Fusion Japan, including the core of the old Fusion Boston office, was recently purchased by another much larger consulting company.

I got a call today from a Context recruiter, who was new and doesn't know the saga. He said Context was doing fine, and still doing the same kind of things they were a year ago. It was pretty funny.

When I read the above saga, I can see that there's a bit of anger in the words. I guess that's natural enough when leaving a job; to do that I find that I need to work up enough energy to achieve escape velocity. This was true at Context, since I probably could have stayed around indefinitely if I could only have bought into their vision. I'm not angry anymore, though I definitely did right by leaving. So mostly now I'm just sad that we, collectively, the old Fusion and Context couldn't find a way to make it work. I'm sad that the old Fusion owners decided not to pay the IRS when what they really should have done was to lay off a whole bunch of people many years ago.

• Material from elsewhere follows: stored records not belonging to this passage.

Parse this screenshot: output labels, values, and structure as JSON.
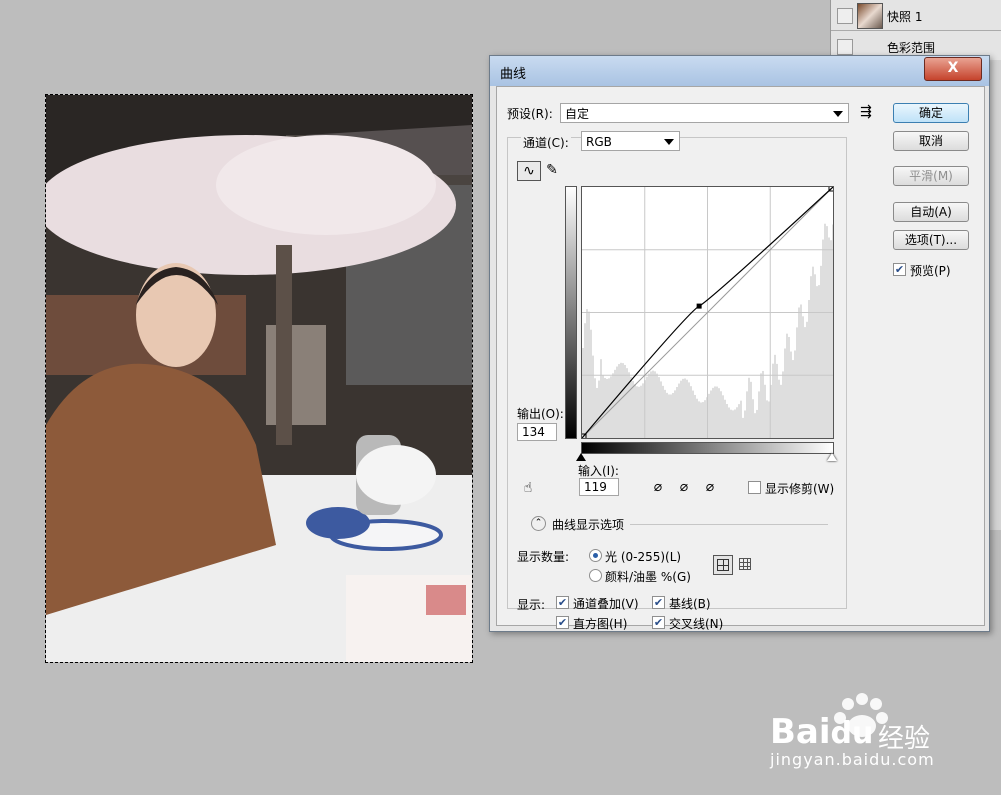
{
  "layers": [
    {
      "name": "快照 1"
    },
    {
      "name": "色彩范围"
    }
  ],
  "dialog": {
    "title": "曲线",
    "close_glyph": "X",
    "preset_label": "预设(R):",
    "preset_value": "自定",
    "preset_menu_icon": "preset-options-icon",
    "channel_label": "通道(C):",
    "channel_value": "RGB",
    "output_label": "输出(O):",
    "output_value": "134",
    "input_label": "输入(I):",
    "input_value": "119",
    "show_clipping_label": "显示修剪(W)",
    "curve_options_label": "曲线显示选项",
    "show_amount_label": "显示数量:",
    "radio_light": "光 (0-255)(L)",
    "radio_pigment": "颜料/油墨 %(G)",
    "show_label": "显示:",
    "check_channel_overlay": "通道叠加(V)",
    "check_baseline": "基线(B)",
    "check_histogram": "直方图(H)",
    "check_intersection": "交叉线(N)",
    "buttons": {
      "ok": "确定",
      "cancel": "取消",
      "smooth": "平滑(M)",
      "auto": "自动(A)",
      "options": "选项(T)..."
    },
    "preview_label": "预览(P)"
  },
  "watermark": {
    "brand": "Bai",
    "brand2": "du",
    "brand_cn": "经验",
    "url": "jingyan.baidu.com"
  },
  "curve": {
    "point": {
      "input": 119,
      "output": 134
    },
    "endpoints": [
      [
        0,
        0
      ],
      [
        255,
        255
      ]
    ]
  }
}
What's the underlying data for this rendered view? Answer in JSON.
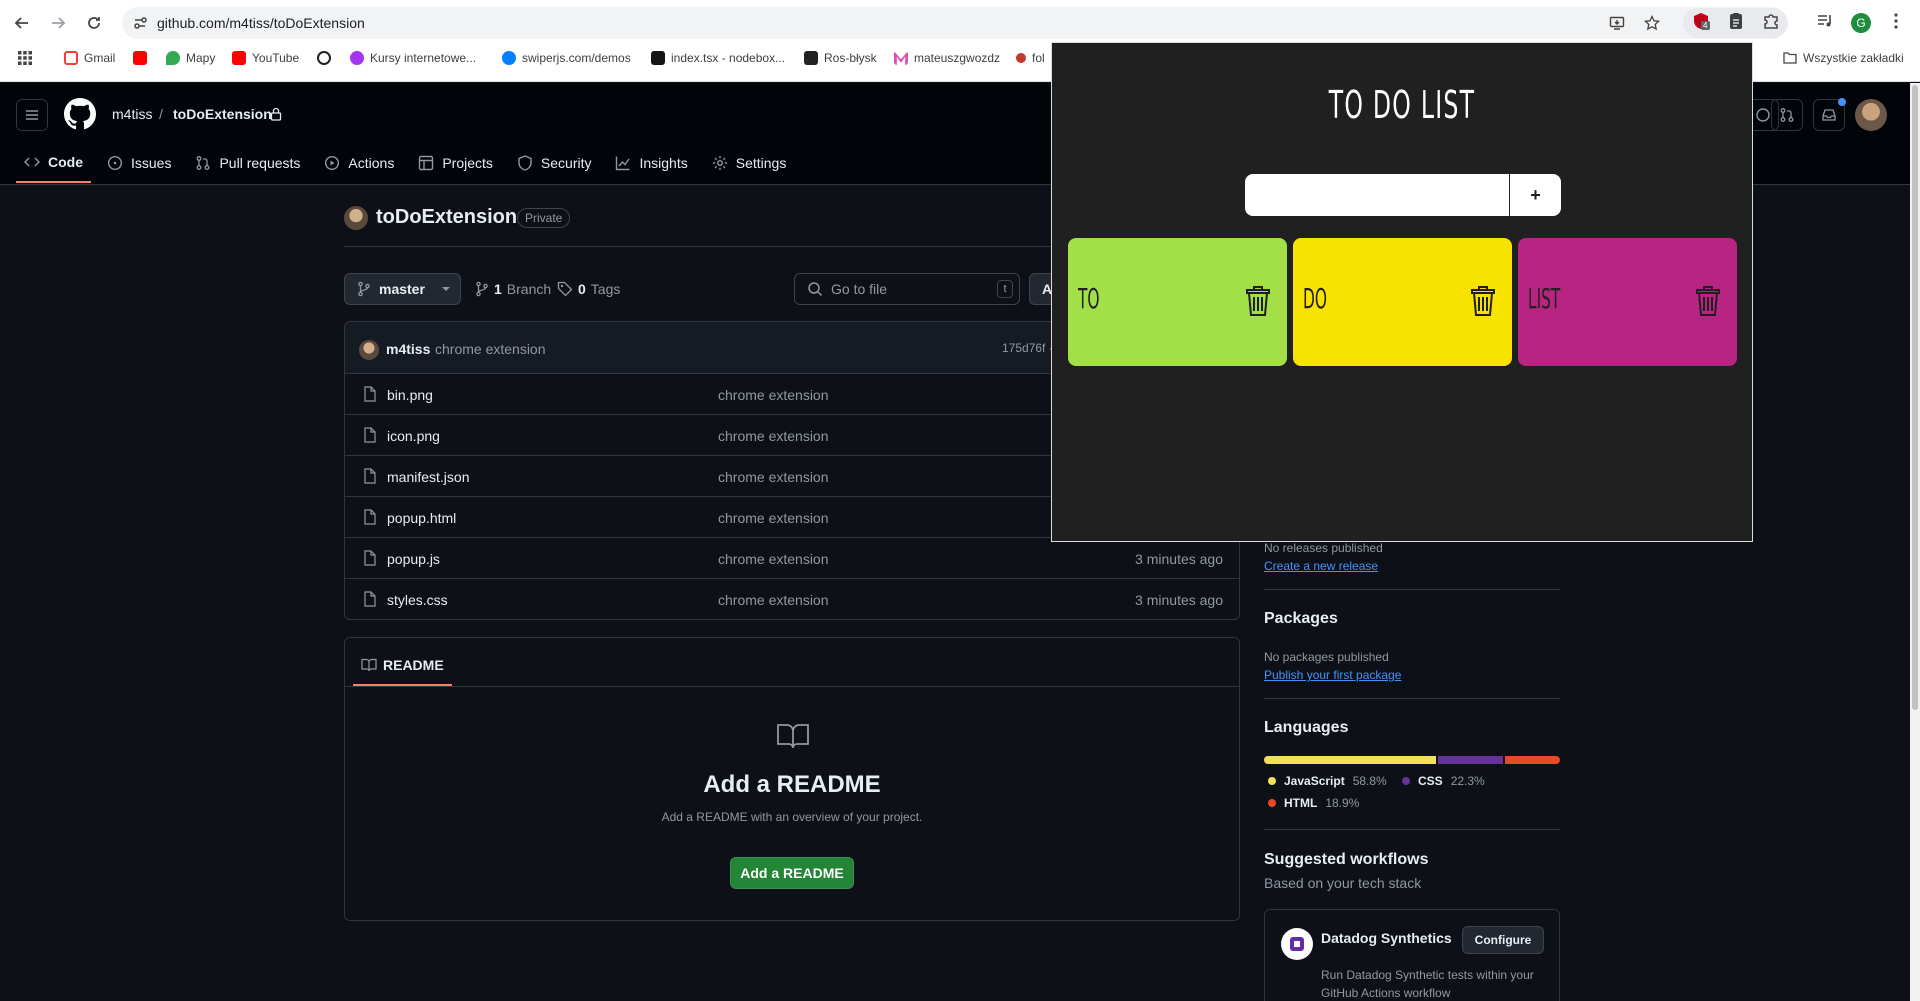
{
  "browser": {
    "url": "github.com/m4tiss/toDoExtension",
    "extension_badge": "4",
    "profile_initial": "G",
    "bookmarks": [
      {
        "label": "Gmail",
        "icon": "gmail-icon",
        "color": "#ea4335"
      },
      {
        "label": "",
        "icon": "youtube-icon",
        "color": "#ff0000"
      },
      {
        "label": "Mapy",
        "icon": "maps-icon",
        "color": "#34a853"
      },
      {
        "label": "YouTube",
        "icon": "youtube-icon",
        "color": "#ff0000"
      },
      {
        "label": "",
        "icon": "openai-icon",
        "color": "#202124"
      },
      {
        "label": "Kursy internetowe...",
        "icon": "udemy-icon",
        "color": "#a435f0"
      },
      {
        "label": "swiperjs.com/demos",
        "icon": "swiper-icon",
        "color": "#0080ff"
      },
      {
        "label": "index.tsx - nodebox...",
        "icon": "codesandbox-icon",
        "color": "#151515"
      },
      {
        "label": "Ros-błysk",
        "icon": "rosblysk-icon",
        "color": "#222222"
      },
      {
        "label": "mateuszgwozdz",
        "icon": "m-icon",
        "color": "#d94fb3"
      },
      {
        "label": "fol",
        "icon": "folder-icon",
        "color": "#c0392b"
      }
    ],
    "all_bookmarks": "Wszystkie zakładki"
  },
  "github": {
    "owner": "m4tiss",
    "repo": "toDoExtension",
    "tabs": [
      {
        "label": "Code",
        "icon": "code-icon",
        "active": true
      },
      {
        "label": "Issues",
        "icon": "issue-icon"
      },
      {
        "label": "Pull requests",
        "icon": "pull-request-icon"
      },
      {
        "label": "Actions",
        "icon": "play-icon"
      },
      {
        "label": "Projects",
        "icon": "table-icon"
      },
      {
        "label": "Security",
        "icon": "shield-icon"
      },
      {
        "label": "Insights",
        "icon": "graph-icon"
      },
      {
        "label": "Settings",
        "icon": "gear-icon"
      }
    ],
    "visibility": "Private",
    "branch": "master",
    "branches_count": "1",
    "branches_label": "Branch",
    "tags_count": "0",
    "tags_label": "Tags",
    "goto_placeholder": "Go to file",
    "goto_shortcut": "t",
    "add_file_stub": "A",
    "last_commit": {
      "author": "m4tiss",
      "message": "chrome extension",
      "hash": "175d76f ·"
    },
    "files": [
      {
        "name": "bin.png",
        "message": "chrome extension",
        "time": ""
      },
      {
        "name": "icon.png",
        "message": "chrome extension",
        "time": ""
      },
      {
        "name": "manifest.json",
        "message": "chrome extension",
        "time": ""
      },
      {
        "name": "popup.html",
        "message": "chrome extension",
        "time": ""
      },
      {
        "name": "popup.js",
        "message": "chrome extension",
        "time": "3 minutes ago"
      },
      {
        "name": "styles.css",
        "message": "chrome extension",
        "time": "3 minutes ago"
      }
    ],
    "readme": {
      "tab": "README",
      "heading": "Add a README",
      "sub": "Add a README with an overview of your project.",
      "button": "Add a README"
    },
    "sidebar": {
      "releases_text": "No releases published",
      "releases_link": "Create a new release",
      "packages_heading": "Packages",
      "packages_text": "No packages published",
      "packages_link": "Publish your first package",
      "languages_heading": "Languages",
      "languages": [
        {
          "name": "JavaScript",
          "percent": "58.8%",
          "value": 58.8,
          "color": "#f1e05a"
        },
        {
          "name": "CSS",
          "percent": "22.3%",
          "value": 22.3,
          "color": "#663399"
        },
        {
          "name": "HTML",
          "percent": "18.9%",
          "value": 18.9,
          "color": "#e34c26"
        }
      ],
      "workflows_heading": "Suggested workflows",
      "workflows_sub": "Based on your tech stack",
      "workflow": {
        "name": "Datadog Synthetics",
        "button": "Configure",
        "description": "Run Datadog Synthetic tests within your GitHub Actions workflow"
      }
    }
  },
  "popup": {
    "title": "TO DO LIST",
    "input_value": "",
    "add_label": "+",
    "notes": [
      {
        "text": "TO",
        "color": "#a3e048"
      },
      {
        "text": "DO",
        "color": "#f7e200"
      },
      {
        "text": "LIST",
        "color": "#b82481"
      }
    ]
  }
}
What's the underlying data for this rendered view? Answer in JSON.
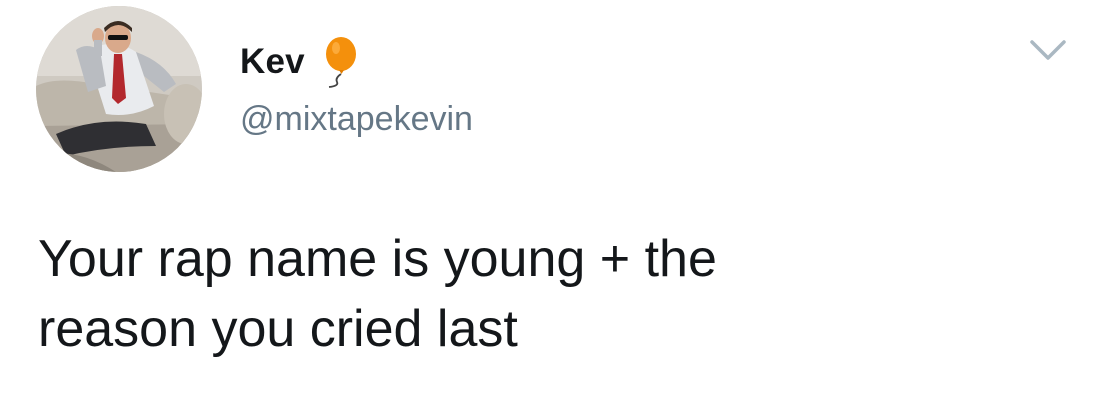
{
  "tweet": {
    "author": {
      "display_name": "Kev",
      "handle": "@mixtapekevin",
      "name_emoji": "balloon-icon",
      "avatar": "avatar-photo"
    },
    "menu_icon": "chevron-down-icon",
    "text_line_1": "Your rap name is young + the",
    "text_line_2": "reason you cried last"
  },
  "colors": {
    "name": "#14171a",
    "handle": "#657786",
    "chevron": "#aab8c2",
    "balloon": "#f4900c",
    "background": "#ffffff"
  }
}
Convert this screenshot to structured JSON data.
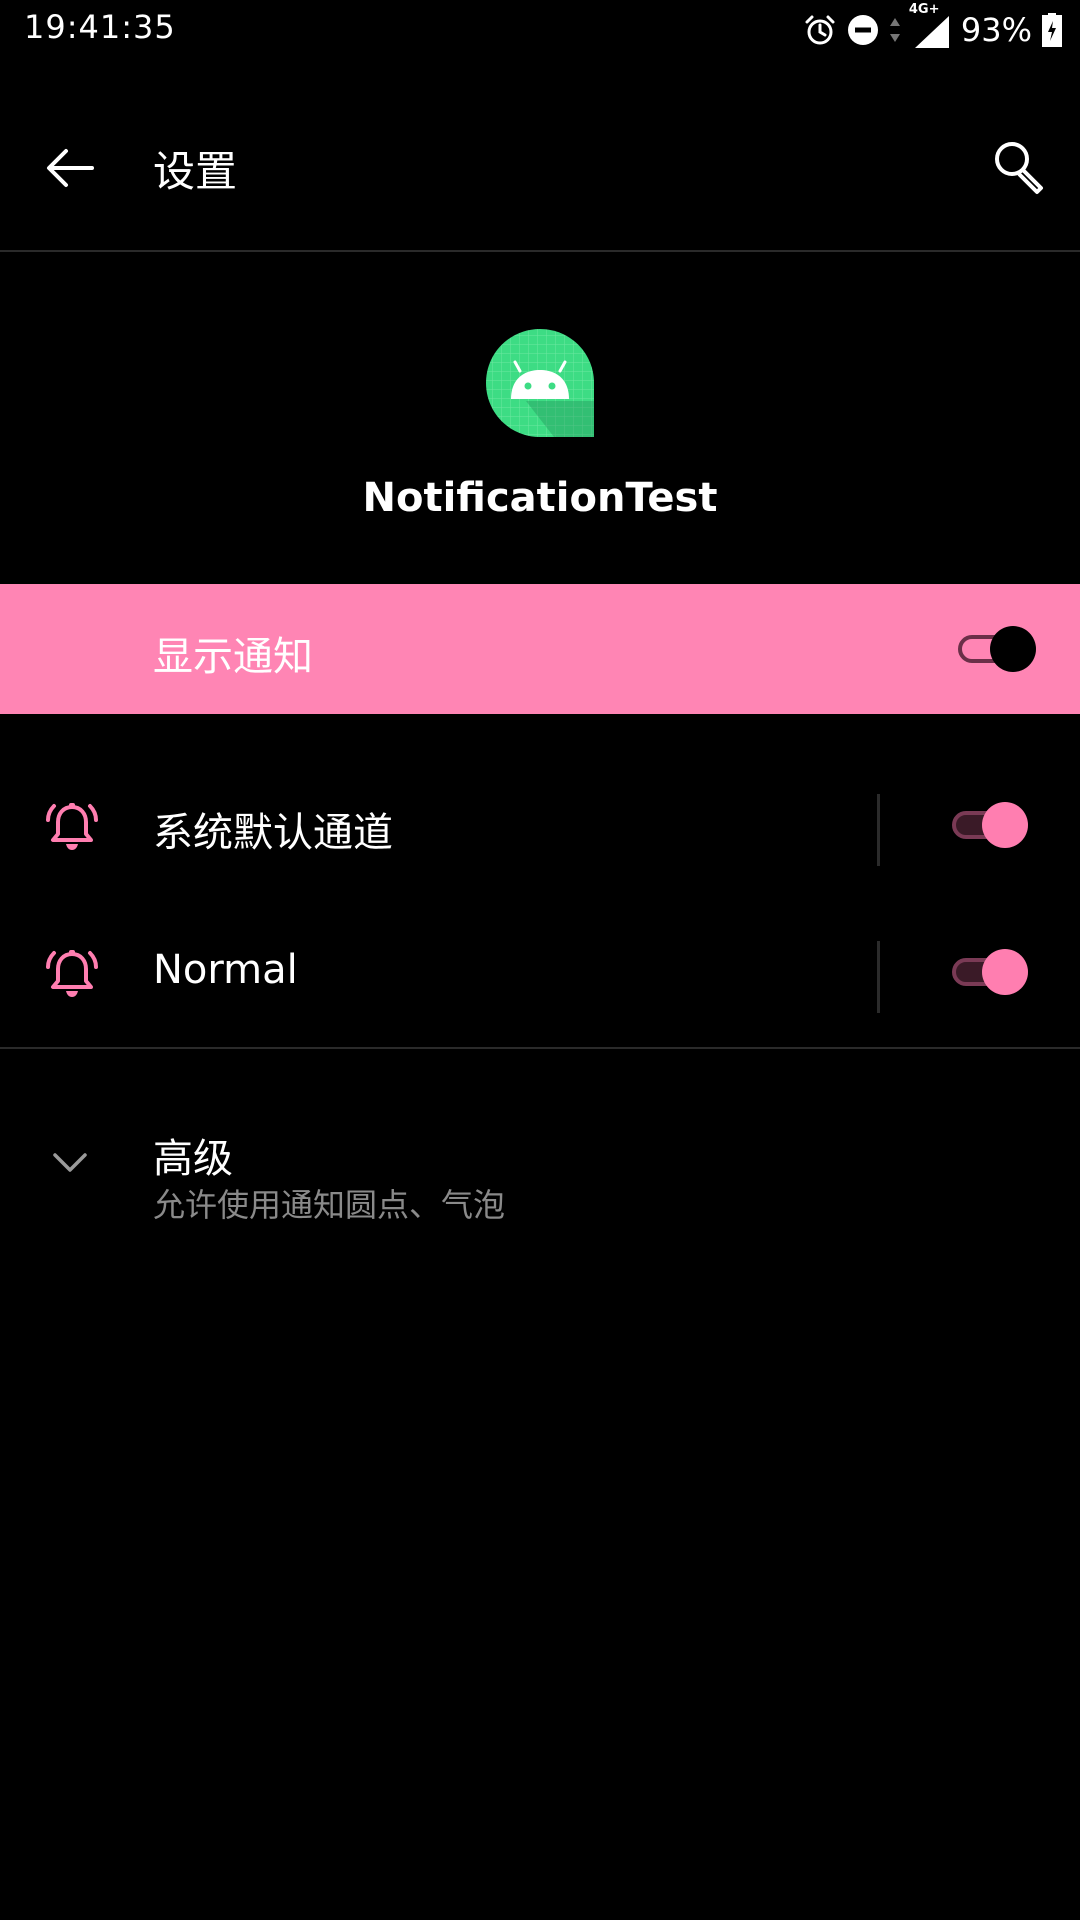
{
  "status_bar": {
    "time": "19:41:35",
    "network": "4G+",
    "battery": "93%",
    "icons": [
      "alarm-icon",
      "dnd-icon",
      "data-arrows-icon",
      "signal-icon",
      "battery-charging-icon"
    ]
  },
  "appbar": {
    "title": "设置",
    "back_icon": "back-arrow-icon",
    "search_icon": "search-icon"
  },
  "app": {
    "name": "NotificationTest",
    "icon": "android-app-icon",
    "icon_colors": {
      "bubble": "#3ddc84",
      "robot": "#ffffff"
    }
  },
  "master": {
    "label": "显示通知",
    "enabled": true,
    "row_color": "#ff85b4"
  },
  "channels": [
    {
      "label": "系统默认通道",
      "icon": "bell-icon",
      "enabled": true
    },
    {
      "label": "Normal",
      "icon": "bell-icon",
      "enabled": true
    }
  ],
  "advanced": {
    "title": "高级",
    "subtitle": "允许使用通知圆点、气泡",
    "icon": "chevron-down-icon"
  },
  "colors": {
    "accent": "#ff7eb0",
    "background": "#000000",
    "secondary_text": "#8a8a8a"
  }
}
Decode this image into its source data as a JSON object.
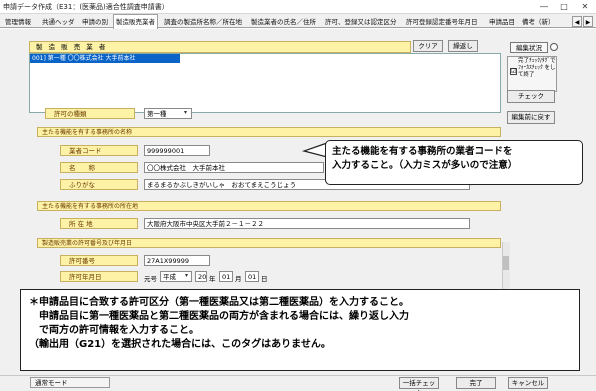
{
  "window": {
    "title": "申請データ作成（E31：(医薬品)適合性調査申請書）",
    "min_glyph": "―",
    "max_glyph": "□",
    "close_glyph": "✕"
  },
  "tabs": [
    "管理情報",
    "共通ヘッダ",
    "申請の別",
    "製造販売業者",
    "調査の製造所名称／所在地",
    "製造業者の氏名／住所",
    "許可、登録又は認定区分",
    "許可登録認定番号年月日",
    "申請品目",
    "備考（新）"
  ],
  "tab_scroll": {
    "left": "◀",
    "right": "▶"
  },
  "manufacturer": {
    "header": "製 造 販 売 業 者",
    "clear_label": "クリア",
    "dup_label": "繰返し",
    "list": [
      "001] 第一種  〇〇株式会社  大手前本社"
    ]
  },
  "form": {
    "permit_type_label": "許可の種類",
    "permit_type_value": "第一種",
    "main_office_header": "主たる機能を有する事務所の名称",
    "business_code_label": "業者コード",
    "business_code_value": "999999001",
    "name_label": "名　　称",
    "name_value": "〇〇株式会社　大手前本社",
    "furigana_label": "ふりがな",
    "furigana_value": "まるまるかぶしきがいしゃ　おおてまえこうじょう",
    "address_header": "主たる機能を有する事務所の所在地",
    "address_label": "所 在 地",
    "address_value": "大阪府大阪市中央区大手前２－１－２２",
    "license_header": "製造販売業の許可番号及び年月日",
    "license_no_label": "許可番号",
    "license_no_value": "27A1X99999",
    "license_date_label": "許可年月日",
    "era_prefix": "元号",
    "era_value": "平成",
    "year_value": "20",
    "year_unit": "年",
    "month_value": "01",
    "month_unit": "月",
    "day_value": "01",
    "day_unit": "日"
  },
  "right_panel": {
    "edit_status": "編集状況",
    "tag_check_text": "完了ﾁｪｯｸ/ﾀｸﾞで ﾌｫｰｶｽﾁｪｯｸ をして終了",
    "checkbox_mark": "☑",
    "check_button": "チェック",
    "revert_button": "編集前に戻す"
  },
  "callout1": [
    "主たる機能を有する事務所の業者コードを",
    "入力すること。（入力ミスが多いので注意）"
  ],
  "callout2": [
    "＊申請品目に合致する許可区分（第一種医薬品又は第二種医薬品）を入力すること。",
    "　申請品目に第一種医薬品と第二種医薬品の両方が含まれる場合には、繰り返し入力",
    "　で両方の許可情報を入力すること。",
    "（輸出用（G21）を選択された場合には、このタグはありません。"
  ],
  "statusbar": {
    "mode": "通常モード",
    "all_check": "一括チェック",
    "finish": "完了",
    "cancel": "キャンセル"
  },
  "colors": {
    "label_bg": "#fdf2a6",
    "selection": "#0a64c8",
    "label_text": "#6b3a00"
  }
}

And I'm sad that I hired a bunch of folks at Context to try to make it work just a few months before I figured out that we could never do a distributed objects-focused practice at Context they way we ex-Fusion folks thought it should be done. Everyone landed on their feet, and a few are still at Context and reportedly doing fine there, but I'm still sorry that I sold the new hires a vision that never came to pass.